Im Herzen von Fürth hat im kultur.lokal.fürth die Ausstellung "Frieden und die Rolle der Kunst" ihre Pforten geöffnet. Gezeigt werden Werke der iranisch-deutschen Künstlerin Zahra Zahedi, die noch bis zum 7. Dezember zu sehen sind. Der Eintritt ist frei, eine Voranmeldung nicht erforderlich.
Zahra Zahedi, in Teheran geboren und heute in Nürnberg lebend, absolvierte ihre künstlerische Ausbildung an der Faber-Castell-Akademie. Ihre Arbeiten waren bereits in internationalen Ausstellungen zu sehen. Ihr aktuelles Projekt setzt sich mit den Verbindungen zwischen Menschenrechten, öffentlichem Diskurs und künstlerischem Ausdruck auseinander.
Inspiriert ist die Schau von Artikel 3 der Allgemeinen Erklärung der Menschenrechte: "Jeder hat das Recht auf Leben, Freiheit und Sicherheit der Person." Geöffnet ist die Ausstellung donnerstags bis sonntags von 14 bis 18 Uhr. Private Führungen sind nach Vereinbarung möglich. Das kultur.lokal.fürth ist eine neue Initiative des städtischen Kulturamts, die Kunst ins Zentrum von Fürth bringen soll. Unterstützt wird das Projekt von der Evangelischen Siedlungsgemeinschaft in Bayern (ESW) und dem Theaterverein Fürth.
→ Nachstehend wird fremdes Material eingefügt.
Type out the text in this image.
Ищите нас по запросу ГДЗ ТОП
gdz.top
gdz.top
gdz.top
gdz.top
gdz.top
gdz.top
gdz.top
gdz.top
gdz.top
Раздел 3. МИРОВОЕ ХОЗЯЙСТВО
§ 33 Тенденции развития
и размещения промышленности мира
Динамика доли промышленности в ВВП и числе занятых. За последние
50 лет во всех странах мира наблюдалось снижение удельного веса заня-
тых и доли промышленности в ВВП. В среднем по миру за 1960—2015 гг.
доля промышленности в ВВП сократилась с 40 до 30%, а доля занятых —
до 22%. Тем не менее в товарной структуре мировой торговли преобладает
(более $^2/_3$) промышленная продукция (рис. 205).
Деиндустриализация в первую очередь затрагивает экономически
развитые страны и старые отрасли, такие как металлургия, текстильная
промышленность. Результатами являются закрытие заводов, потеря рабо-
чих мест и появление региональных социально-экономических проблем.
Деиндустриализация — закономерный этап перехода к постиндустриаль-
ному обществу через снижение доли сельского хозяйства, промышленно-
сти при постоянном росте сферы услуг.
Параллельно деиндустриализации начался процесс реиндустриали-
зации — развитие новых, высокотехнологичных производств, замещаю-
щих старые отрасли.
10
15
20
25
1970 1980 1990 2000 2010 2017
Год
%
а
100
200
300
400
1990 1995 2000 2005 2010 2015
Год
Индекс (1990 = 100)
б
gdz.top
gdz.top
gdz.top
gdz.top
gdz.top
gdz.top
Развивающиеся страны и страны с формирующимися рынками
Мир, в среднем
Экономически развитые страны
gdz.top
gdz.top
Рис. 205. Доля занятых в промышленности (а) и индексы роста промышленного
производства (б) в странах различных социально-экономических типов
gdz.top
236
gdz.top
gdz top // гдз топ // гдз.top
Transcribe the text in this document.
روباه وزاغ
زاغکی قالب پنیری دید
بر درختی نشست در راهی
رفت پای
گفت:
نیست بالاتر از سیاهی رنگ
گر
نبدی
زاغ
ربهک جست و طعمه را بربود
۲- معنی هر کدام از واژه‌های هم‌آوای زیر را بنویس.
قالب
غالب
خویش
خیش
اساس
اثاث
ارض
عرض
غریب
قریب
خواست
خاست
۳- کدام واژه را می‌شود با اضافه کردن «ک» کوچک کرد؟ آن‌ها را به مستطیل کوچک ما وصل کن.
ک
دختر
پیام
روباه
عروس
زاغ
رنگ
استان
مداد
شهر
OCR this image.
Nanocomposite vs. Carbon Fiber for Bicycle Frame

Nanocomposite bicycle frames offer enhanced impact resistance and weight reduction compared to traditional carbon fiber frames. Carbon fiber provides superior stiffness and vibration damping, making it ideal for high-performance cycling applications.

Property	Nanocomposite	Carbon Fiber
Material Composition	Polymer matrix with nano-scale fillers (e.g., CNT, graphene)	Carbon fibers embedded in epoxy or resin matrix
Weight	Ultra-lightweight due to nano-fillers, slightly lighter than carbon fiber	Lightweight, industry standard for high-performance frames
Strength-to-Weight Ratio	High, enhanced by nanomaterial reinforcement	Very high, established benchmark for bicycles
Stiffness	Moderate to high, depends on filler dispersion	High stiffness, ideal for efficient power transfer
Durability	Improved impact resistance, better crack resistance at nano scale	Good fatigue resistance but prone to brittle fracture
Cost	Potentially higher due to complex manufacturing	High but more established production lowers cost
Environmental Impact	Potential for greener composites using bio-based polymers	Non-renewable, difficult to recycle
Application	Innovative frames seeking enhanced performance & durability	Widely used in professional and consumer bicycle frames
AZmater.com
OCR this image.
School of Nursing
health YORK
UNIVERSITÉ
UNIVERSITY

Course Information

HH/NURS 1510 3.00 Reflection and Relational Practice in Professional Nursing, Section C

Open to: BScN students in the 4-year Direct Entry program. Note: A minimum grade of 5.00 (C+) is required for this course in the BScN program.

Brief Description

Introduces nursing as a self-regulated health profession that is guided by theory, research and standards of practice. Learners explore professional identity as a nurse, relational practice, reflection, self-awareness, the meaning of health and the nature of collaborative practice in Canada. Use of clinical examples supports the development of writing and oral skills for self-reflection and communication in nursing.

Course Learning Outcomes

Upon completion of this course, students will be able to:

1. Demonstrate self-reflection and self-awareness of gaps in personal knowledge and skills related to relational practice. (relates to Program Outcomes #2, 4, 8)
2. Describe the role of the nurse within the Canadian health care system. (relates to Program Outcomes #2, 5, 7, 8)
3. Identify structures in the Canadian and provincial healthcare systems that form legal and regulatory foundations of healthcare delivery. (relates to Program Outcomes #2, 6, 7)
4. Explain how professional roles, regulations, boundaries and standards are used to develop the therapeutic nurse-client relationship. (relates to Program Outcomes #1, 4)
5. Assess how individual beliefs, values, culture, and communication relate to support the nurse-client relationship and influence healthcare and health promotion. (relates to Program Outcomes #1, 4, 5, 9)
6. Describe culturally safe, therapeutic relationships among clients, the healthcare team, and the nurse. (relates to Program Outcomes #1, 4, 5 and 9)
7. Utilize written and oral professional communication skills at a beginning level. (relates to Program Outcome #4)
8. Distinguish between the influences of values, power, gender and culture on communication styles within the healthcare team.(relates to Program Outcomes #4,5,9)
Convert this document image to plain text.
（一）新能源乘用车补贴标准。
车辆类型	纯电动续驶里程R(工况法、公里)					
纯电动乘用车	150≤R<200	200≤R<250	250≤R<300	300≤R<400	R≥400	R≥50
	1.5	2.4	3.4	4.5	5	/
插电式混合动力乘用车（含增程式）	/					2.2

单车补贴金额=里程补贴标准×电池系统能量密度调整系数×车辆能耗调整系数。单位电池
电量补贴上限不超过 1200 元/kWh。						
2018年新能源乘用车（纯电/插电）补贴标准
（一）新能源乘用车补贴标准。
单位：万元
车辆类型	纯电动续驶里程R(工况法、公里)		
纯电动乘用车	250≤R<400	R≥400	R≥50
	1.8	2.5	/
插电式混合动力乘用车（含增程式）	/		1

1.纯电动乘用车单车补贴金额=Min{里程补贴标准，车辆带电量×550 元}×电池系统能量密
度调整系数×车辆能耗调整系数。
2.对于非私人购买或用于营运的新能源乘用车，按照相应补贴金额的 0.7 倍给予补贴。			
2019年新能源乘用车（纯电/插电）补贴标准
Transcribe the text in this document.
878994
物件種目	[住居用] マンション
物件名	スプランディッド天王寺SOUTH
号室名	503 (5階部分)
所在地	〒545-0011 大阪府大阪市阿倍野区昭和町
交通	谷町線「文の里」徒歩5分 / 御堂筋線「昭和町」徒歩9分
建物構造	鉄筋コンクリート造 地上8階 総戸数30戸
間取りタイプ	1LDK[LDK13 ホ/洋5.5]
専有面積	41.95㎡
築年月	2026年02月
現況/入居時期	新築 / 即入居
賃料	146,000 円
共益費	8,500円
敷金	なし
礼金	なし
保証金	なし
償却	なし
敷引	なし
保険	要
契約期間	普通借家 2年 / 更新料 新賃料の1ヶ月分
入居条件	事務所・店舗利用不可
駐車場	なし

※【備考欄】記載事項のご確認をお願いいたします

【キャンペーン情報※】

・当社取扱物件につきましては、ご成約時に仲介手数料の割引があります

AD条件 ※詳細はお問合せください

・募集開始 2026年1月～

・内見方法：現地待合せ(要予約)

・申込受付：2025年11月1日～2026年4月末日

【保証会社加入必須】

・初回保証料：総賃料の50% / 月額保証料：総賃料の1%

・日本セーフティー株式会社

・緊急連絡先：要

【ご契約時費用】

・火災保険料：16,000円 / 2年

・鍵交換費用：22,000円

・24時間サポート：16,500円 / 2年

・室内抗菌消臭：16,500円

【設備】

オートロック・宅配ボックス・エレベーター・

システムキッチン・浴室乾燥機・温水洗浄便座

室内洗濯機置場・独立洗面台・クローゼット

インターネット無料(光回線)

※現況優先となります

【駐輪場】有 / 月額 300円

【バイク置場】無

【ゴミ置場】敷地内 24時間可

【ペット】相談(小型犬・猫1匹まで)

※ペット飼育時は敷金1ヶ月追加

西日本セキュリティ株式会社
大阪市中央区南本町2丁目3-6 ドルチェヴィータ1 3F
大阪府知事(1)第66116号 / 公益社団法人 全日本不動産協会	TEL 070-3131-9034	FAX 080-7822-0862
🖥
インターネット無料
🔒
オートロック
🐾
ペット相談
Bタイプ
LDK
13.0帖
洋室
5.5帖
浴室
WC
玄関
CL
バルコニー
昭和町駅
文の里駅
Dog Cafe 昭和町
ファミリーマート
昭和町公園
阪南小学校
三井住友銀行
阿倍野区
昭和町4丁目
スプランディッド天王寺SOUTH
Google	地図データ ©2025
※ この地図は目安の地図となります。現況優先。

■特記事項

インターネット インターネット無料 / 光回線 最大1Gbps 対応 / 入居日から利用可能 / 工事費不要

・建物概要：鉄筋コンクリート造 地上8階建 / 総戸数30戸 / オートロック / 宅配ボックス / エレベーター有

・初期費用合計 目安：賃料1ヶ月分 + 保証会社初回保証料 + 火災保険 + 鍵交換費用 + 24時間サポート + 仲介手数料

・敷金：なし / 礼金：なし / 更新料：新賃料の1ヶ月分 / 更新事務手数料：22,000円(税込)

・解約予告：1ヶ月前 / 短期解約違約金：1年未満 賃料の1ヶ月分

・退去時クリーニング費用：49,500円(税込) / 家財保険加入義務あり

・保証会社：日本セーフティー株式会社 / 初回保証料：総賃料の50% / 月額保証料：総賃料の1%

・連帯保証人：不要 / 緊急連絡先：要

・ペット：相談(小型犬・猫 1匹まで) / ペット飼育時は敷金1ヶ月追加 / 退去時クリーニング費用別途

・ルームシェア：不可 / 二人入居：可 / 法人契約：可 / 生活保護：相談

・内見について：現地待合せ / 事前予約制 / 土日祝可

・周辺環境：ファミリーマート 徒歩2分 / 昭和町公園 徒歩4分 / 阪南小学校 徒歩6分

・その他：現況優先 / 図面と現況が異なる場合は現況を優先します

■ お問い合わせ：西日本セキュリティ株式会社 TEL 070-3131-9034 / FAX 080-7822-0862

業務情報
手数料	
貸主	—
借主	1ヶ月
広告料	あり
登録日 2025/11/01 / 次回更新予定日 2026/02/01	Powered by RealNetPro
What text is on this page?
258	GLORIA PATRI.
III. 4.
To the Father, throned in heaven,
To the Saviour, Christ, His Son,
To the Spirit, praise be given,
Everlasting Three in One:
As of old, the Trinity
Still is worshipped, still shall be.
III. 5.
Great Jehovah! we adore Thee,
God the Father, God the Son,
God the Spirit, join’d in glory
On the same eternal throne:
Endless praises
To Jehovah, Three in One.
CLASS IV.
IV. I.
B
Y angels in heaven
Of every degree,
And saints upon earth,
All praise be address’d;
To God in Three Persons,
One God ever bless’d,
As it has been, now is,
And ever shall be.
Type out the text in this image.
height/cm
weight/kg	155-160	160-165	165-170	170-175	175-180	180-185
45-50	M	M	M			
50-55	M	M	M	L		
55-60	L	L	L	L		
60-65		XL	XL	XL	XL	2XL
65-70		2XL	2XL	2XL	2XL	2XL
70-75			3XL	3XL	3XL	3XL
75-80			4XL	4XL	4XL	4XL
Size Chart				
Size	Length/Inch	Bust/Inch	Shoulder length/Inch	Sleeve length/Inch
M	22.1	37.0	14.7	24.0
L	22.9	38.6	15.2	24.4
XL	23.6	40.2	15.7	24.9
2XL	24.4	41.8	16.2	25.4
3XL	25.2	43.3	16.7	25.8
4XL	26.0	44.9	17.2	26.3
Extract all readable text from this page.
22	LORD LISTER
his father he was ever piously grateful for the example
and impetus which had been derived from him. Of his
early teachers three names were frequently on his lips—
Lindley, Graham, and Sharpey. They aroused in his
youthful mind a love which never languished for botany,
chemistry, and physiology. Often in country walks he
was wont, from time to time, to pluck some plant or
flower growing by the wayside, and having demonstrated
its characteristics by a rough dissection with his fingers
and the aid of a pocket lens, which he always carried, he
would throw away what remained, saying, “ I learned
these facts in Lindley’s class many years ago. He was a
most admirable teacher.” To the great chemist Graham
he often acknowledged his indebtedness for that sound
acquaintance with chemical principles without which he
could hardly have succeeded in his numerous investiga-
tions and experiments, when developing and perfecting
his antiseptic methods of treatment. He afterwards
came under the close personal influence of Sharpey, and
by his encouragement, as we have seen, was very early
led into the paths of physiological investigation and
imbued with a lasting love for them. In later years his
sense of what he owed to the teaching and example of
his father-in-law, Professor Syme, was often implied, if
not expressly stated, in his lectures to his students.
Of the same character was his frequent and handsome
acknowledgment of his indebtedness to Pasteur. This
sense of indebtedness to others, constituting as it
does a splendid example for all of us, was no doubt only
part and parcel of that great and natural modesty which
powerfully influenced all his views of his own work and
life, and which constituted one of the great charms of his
Bis zum 7. Dezember bleibt die Ausstellung bei freiem Eintritt für alle zugänglich. Zahedis Werk regt weiterhin zu Diskussionen über die gesellschaftliche Rolle der Kunst und ihren Bezug zu grundlegenden Rechten an. Das kultur.lokal.fürth plant, sein Programm an zugänglichen Kulturveranstaltungen in der Stadt weiter auszubauen.